I miss you more than Michael Bay missed the mark in Tales of Transhumanism

  • Aug. 4, 2014, 2:14 a.m.
  • |
  • Public

It would be one thing if Michael Bay were merely a bad director. Bay is, in fact, a very bad director, evidenced not just by the more epic and bombastic flourishes of his movies but, rather, how he can't handle even the basic tasks of a filmmaker — transitions between scenes, constructing coherent story lines, conveying motion through space and time in a clear, logical fashion. (There's a sequence in "Transformers 2" where characters go into the National Air and Space Museum in Virginia and exit to an abandoned airfield under vast Arizona skies. No explanation, no plot device. It's not as if you have to know where those two things are to know they don't go together; you just have to have eyes and a brain.)

Bay's films are also the purest representation of the triumph of shareholder cinema, where a film's quality is irrelevant as long as it offers a suitable return on investment. Bay himself doesn't have a great interest in principle or any other impediment to maximum profit — in a pre-taped address to the crowd of theater owners at this year's CinemaCon, Bay said, "Do you remember last year how I said I'd never do 3-D? Well, I lied ..." — and that kind of willingness to sell out in the name of cashing in becomes even more grim as you look past Bay's own directorial work to look at the films he's given us from his Platinum Dunes production company, a series of low-quality remakes of films that didn't need to be remade, like "Friday the 13th" (2009), "The Texas Chainsaw Massacre" (2003) and "Nightmare on Elm Street" (2010). The idea that the money made by bad films goes to make more bad films is a Hollywood tradition, but with Bay the trick seems even crueler and more disheartening as the production pipeline is opened up to full flow.

But perhaps the greatest offense that Bay has committed is this: He gives big, loud action a bad name by making films out of weak, bloated and cliché-riddled scripts — and worse, he doesn't have to. You can see sporadic flashes of skill in some of Bay's films — "The Island" is a bad film with several ace action sequences. The man also knows how to construct an attractive image, even if he saves it for weird moments that combine the art and look of country music videos, Army recruitment ads and truck commercials. There's no excuse for Bay to be making films as shoddy and expensive and lazy as "Armageddon" or "Bad Boys II" or the "Transformers" films. It's like watching a student who could be doing A-level (or even B-minus) work act out instead of focusing and, worse, inspire other kids to do the same.

Bay once said, pre-emptively defending his honour, "I make movies for teenage boys. Oh, dear, what a crime." But the crime isn't the act, it's the execution. James Cameron, Justin Lin, Steven Spielberg, Sam Raimi, Peter Jackson, Peter Berg and John Woo make movies for teenage boys, but they also make them exceptional movies — with character, with care, with craft, with substance under the spectacle and with a sense of personality, not just Bay's endless series of quick cuts and soft-focus lighting and slapdash storytelling and cheap sentiment as a substitute for real emotion. With Michael Bay, what's frustrating isn't merely the films that are, but the films that you can imagine if only he'd quit being lazy, put in real work and prove that a good movie can make money, too.

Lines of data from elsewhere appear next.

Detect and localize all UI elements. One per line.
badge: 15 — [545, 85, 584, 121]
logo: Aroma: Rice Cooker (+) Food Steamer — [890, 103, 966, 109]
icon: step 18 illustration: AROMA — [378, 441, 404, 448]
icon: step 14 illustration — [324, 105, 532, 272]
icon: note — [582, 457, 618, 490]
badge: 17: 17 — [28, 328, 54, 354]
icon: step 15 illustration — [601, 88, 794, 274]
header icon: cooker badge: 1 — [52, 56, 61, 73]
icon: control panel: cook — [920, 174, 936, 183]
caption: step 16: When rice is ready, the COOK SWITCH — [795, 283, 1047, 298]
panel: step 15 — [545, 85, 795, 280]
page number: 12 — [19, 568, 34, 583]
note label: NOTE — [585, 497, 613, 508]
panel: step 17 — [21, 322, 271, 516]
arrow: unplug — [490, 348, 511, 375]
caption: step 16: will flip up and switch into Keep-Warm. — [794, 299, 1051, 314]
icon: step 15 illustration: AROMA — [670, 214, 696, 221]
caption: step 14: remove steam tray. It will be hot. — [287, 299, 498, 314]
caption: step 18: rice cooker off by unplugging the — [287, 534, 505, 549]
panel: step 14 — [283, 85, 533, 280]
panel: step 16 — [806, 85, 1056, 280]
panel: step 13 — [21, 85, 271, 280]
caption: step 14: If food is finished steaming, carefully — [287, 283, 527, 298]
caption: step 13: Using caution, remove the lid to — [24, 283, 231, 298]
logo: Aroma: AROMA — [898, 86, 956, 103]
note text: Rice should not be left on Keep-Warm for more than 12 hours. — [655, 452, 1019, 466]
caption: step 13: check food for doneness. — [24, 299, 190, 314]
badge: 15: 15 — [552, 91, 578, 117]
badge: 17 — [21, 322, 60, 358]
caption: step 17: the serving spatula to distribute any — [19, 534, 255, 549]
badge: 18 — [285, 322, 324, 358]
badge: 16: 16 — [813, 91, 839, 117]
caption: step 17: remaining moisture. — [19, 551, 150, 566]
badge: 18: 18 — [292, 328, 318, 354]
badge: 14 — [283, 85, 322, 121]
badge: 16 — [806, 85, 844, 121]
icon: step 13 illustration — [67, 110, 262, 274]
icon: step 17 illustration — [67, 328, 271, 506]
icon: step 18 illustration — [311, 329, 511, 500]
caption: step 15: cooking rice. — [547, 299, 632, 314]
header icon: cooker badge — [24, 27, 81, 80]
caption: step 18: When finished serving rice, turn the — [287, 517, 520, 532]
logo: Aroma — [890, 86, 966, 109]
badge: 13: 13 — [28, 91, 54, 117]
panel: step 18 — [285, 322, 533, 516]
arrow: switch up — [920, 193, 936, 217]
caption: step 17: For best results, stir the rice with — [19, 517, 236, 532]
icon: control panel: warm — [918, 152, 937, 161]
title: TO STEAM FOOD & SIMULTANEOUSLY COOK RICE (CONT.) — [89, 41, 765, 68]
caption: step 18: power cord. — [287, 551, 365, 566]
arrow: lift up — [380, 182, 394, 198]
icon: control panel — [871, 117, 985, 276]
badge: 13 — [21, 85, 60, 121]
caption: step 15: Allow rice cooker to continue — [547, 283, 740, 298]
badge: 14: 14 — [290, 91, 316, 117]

Oh, by the way, if you were wondering about the title of this entry, it comes from this:


Earthen Feet and Starry Eyes August 04, 2014

I very much enjoyed this entry.

Who's Laughing Now? Earthen Feet and Starry Eyes ⋅ August 04, 2014

Thank you. I wouldn't have felt the need to write this had Michael Bay been a better director. I know he's only producing, but I still have very little hope for the TMNT remake.

ICanDoASumbersault August 04, 2014

I must absolutely agree with you here. I never saw any other of the Transformer movies after the first one left me with a very big "I just don't care" feeling. I loved TMNT too much as a kid to want to see this remake (which no doubt will have many sequels) especially since 75% of that title is a lie.

Who's Laughing Now? ICanDoASumbersault ⋅ August 04, 2014

Oh yeah, right, they're gonna be aliens this time round, right? Fuck Michael Bay in the ass with a nunchuck.